A couple of years ago, you couldn't even find many indie rockers who identified themselves as religious. The Danielson Famile were always far out anyway, and 16 Horsepower almost count as a country band. But then came Sufjan Stevens. After Seven Swans' moving piety and his breakthrough with Illinois, Stevens became "the Jesus guy." New fans shared stories about how they learned to get past his faith and enjoy his music, while bloggers like Pitchperfect cracked that she likes "a little less God in [her] rock." And the journalists couldn't get enough of the God angle, until, as Nick Sylvester reported on his blog, Stevens' publicist started asking reporters not to bring it up.

The genre of Christian rock long ago split off of regular, Satan-friendly rock, so you could argue that dyed-in-the-wool faith rockers have segregated themselves. Yet the secular bands that pick up those themes run the risk of getting thrown into the same ghetto. It happened to Page France's Michael Nau, when critics-- including our Brian Howe-- focused on the religious symbolism in his album Hello, Dear Wind. The song "Jesus" celebrates a Lord who's all too mortal, clawing his way from the dirt to come back to us instead of hovering in the sky in a clean, white robe. And the album's blissful tone never sounds mushy or dreamy: It's confidently ecstatic, as if Nau has been tipped off to how it's all going to end.

It looked like Page France would be dumped in the "Christian band" bin-- but once again, a publicist stepped in to save the day, writing to tell us that Nau's not comfortable being pegged as a religious performer. So I contacted him to get his take on it.

If you get past the first impression of his music, Nau's take on religion is conflicted. "My immediate family, as well as the majority of my surrounding family, was always spiritual-- not necessarily conservatively religious, but everyone possessed strong beliefs," says Nau. "I was raised in the midst of it all, so I was able to view the positive as well as the corrupt aspects from more of an 'insider's perspective,' so to speak. I've since chosen an outside, unattached perspective. I see myself as a seeker, but I doubt more than I seek."

Religion "is definitely a theme in the record, but I don't feel like it is the record," says Nau. "People would be missing out on much more if that's the main focus. At the same time, I realize that there's a lot of spiritual imagery in there. But a lot of times, that spiritual imagery represents unspiritual things."

And, ironically, "Jesus" has earned Nau criticism from both sides of the fence. "I've gotten letters from Christian folks or Christian radio stations who were just like, 'What in the hell are you talking about, this is complete blasphemy.' And then at the same time, other folks will be like, "Why did you say 'Jesus', it really detaches me from the song." Today, he shies away from saying that it's strictly a song about the Messiah. "That song was just about an untouchable thing or being-- something that I couldn't relate to, but severely wanted to be able to.
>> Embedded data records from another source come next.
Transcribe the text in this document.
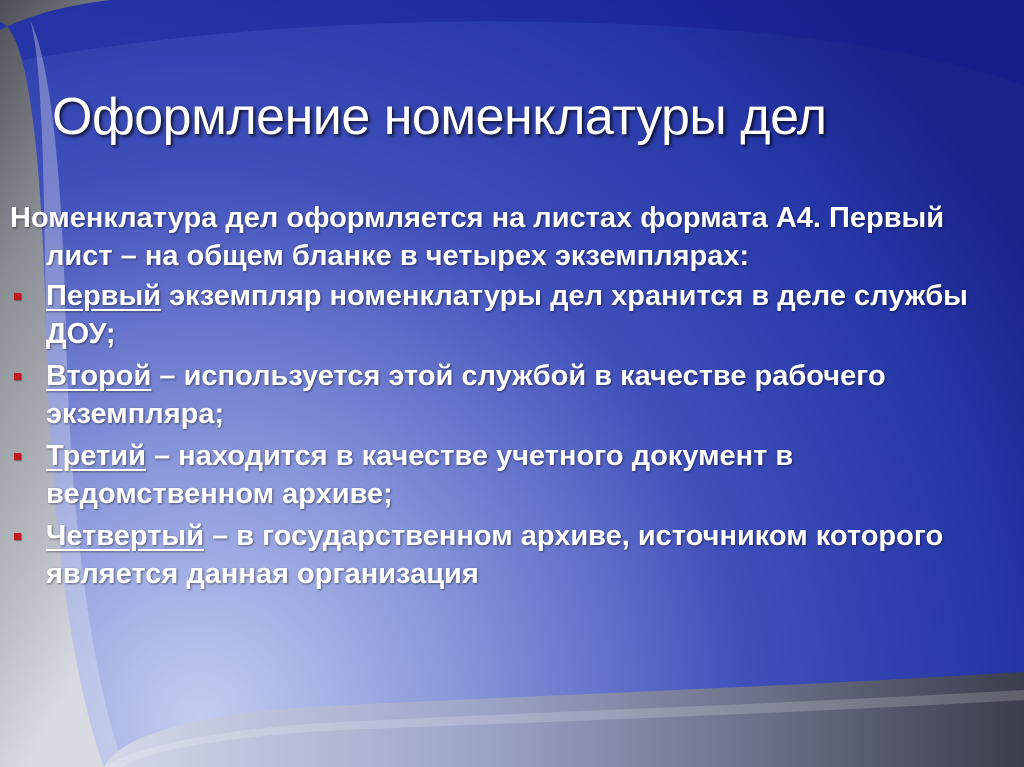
Оформление номенклатуры дел

Номенклатура дел оформляется на листах формата А4. Первый лист – на общем бланке в четырех экземплярах:

Первый экземпляр номенклатуры дел хранится в деле службы ДОУ;
Второй – используется этой службой в качестве рабочего экземпляра;
Третий – находится в качестве учетного документ в ведомственном архиве;
Четвертый – в государственном архиве, источником которого является данная организация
I used Jesus as the subject, simply because it was the first thing that came to mind. Maybe I should have used one of my close friends instead."

But the shame here isn't that people made the wrong assumptions about Page France, but that they would ever have dismissed him over his beliefs in the first place. Even a religious performer can convey doubt and conflict. Sure, the bands that rocked the Christian festival at your local speedway stick to celebration and sin, but consider the work of people who are described as "thinking Christians"-- a term that's about as patronizing as "intelligent dance music," but let's go with it for now. Take the quest for spirituality on Talk Talk's Laughing Stock, or the piety and humility of Sufjan Stevens' Seven Swans, or to widen the circle, the furious morality of the abolitionist preacher in Marilynne Robinson's Gilead, or the scene in Kenneth Lonergan's You Can Count on Me in which the reverend asks Mark Ruffalo's drifter if he considers his life important. If we shun the religious content of these works, we're missing their emotional and intellectual power.

You can disagree with the church of your choice, but to dismiss religion altogether-- and to write off the best ideas, the best people and of course, the best indie rockers-- that come out of it, seems pointless. Why shoot the messenger just because you're scared he has a message?